Les retraites représentent aujourd'hui 180 milliards d'euros. Avec
l'allongement de la durée de vie, il faut prévoir environ 600 milliards en 2040
(tous les chiffres sont en euros constants 2003). Cette augmentation de 420
milliards peut sembler importante. Mais les richesses produites doubleront
certainement d'ici 2040 en raison des gains de productivité. (Le gouvernement
n'en parle jamais.) On peut donc prévoir que les richesses produites (le PIB)
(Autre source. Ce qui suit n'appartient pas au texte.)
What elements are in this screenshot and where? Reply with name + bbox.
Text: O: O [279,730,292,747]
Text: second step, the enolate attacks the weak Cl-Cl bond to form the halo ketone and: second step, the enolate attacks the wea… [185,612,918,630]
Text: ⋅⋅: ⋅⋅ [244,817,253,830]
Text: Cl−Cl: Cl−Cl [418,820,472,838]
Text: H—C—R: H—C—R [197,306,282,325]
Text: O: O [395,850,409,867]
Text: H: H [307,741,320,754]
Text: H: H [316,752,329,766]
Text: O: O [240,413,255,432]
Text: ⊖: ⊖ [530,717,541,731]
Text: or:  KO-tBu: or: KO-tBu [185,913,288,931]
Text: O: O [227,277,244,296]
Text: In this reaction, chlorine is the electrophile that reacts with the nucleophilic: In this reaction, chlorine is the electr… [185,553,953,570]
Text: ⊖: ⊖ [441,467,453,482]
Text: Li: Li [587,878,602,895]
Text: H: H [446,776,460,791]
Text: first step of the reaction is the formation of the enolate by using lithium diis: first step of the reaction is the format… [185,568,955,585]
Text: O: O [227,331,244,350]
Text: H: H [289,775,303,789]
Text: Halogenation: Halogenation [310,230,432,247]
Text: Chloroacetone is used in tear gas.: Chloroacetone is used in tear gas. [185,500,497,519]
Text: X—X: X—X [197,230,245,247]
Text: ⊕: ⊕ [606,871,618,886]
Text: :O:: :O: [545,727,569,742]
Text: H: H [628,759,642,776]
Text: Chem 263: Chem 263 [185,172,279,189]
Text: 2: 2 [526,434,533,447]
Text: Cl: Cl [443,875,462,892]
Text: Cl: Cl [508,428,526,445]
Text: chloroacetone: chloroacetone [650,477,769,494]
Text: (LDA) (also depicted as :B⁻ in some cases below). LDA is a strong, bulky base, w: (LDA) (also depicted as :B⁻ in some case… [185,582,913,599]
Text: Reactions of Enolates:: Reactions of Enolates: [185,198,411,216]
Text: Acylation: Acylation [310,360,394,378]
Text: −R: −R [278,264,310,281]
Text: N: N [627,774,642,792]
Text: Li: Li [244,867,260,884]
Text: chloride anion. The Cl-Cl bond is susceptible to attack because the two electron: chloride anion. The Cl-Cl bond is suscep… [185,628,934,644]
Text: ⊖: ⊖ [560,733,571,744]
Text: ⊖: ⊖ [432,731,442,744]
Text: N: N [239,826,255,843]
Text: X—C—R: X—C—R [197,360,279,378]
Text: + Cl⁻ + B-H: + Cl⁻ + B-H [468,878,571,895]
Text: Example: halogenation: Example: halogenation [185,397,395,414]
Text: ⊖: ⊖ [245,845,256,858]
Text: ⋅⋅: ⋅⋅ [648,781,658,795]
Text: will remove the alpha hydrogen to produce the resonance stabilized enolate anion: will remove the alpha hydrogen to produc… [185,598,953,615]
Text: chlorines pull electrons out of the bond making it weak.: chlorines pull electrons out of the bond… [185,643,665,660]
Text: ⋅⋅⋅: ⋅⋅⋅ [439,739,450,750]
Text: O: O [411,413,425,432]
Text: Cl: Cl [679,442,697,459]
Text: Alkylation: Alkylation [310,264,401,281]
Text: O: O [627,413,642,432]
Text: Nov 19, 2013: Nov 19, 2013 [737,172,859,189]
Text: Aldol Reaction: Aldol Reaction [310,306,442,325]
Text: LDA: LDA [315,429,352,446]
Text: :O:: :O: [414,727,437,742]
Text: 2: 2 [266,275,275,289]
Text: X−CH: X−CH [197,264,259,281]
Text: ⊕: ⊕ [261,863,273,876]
vont ainsi passer de 1500 milliards aujourd'hui à 3000 milliards en 2040. Les
420 milliards manquants ne représentent que 28% de cette augmentation de 1500
milliards du PIB. La croissance permet d'absorber l'élévations de prestations
retraite. C'est ainsi que les retraites sont passées de 40 milliards en 1960 à
180 milliards en 2000. Il n'y a pas de problème des retraites. Simplement le
patronat ne veut pas payer davantage de cotisations sociales ni d'impôts. Il
préfère que le montant des retraites baisse. De plus cela incite les salariés à
essayer de se constituer une épargne retraite (du moins pour ceux qui le
peuvent) auprès de banques ou d'assurances qui ne demandent pas mieux que de
gérer notre argent.
Quelle société voulons-nous ?
Si nous sommes en grève depuis maintenant plusieurs semaines,
c'est parce que la situation nous paraît grave. Nous sommes persuadés que c'est
un important changement de société qui se prépare. Notre monde est très loin
d'être parfait. Mais la situation risque de se dégrader sensiblement pour les
classes moyennes et populaires. Nous ne voulons pas d'un système comme en
Angleterre ou aux USA où les trains déraillent, où l'épargne retraite des salariés
s'évapore parfois en bourse (voir l'affaire Enron) où les droits d'inscription
à l'université sont inaccessibles à la plupart des familles... Nous ne voulons
pas d'un monde où chacun doit se battre contre tous les autres s'il ne fait pas
partie de la petite minorité des vrais privilégiés.
Nous nous battons pour une société où sont respectés les droits de
chacun au travail, à l'éducation, à la santé, à la culture... Nous nous battons
pour une société où la solidarité ait un sens. Nous nous battons pour une
société où la liberté, l'égalité et la fraternité ne sont pas de vains mots.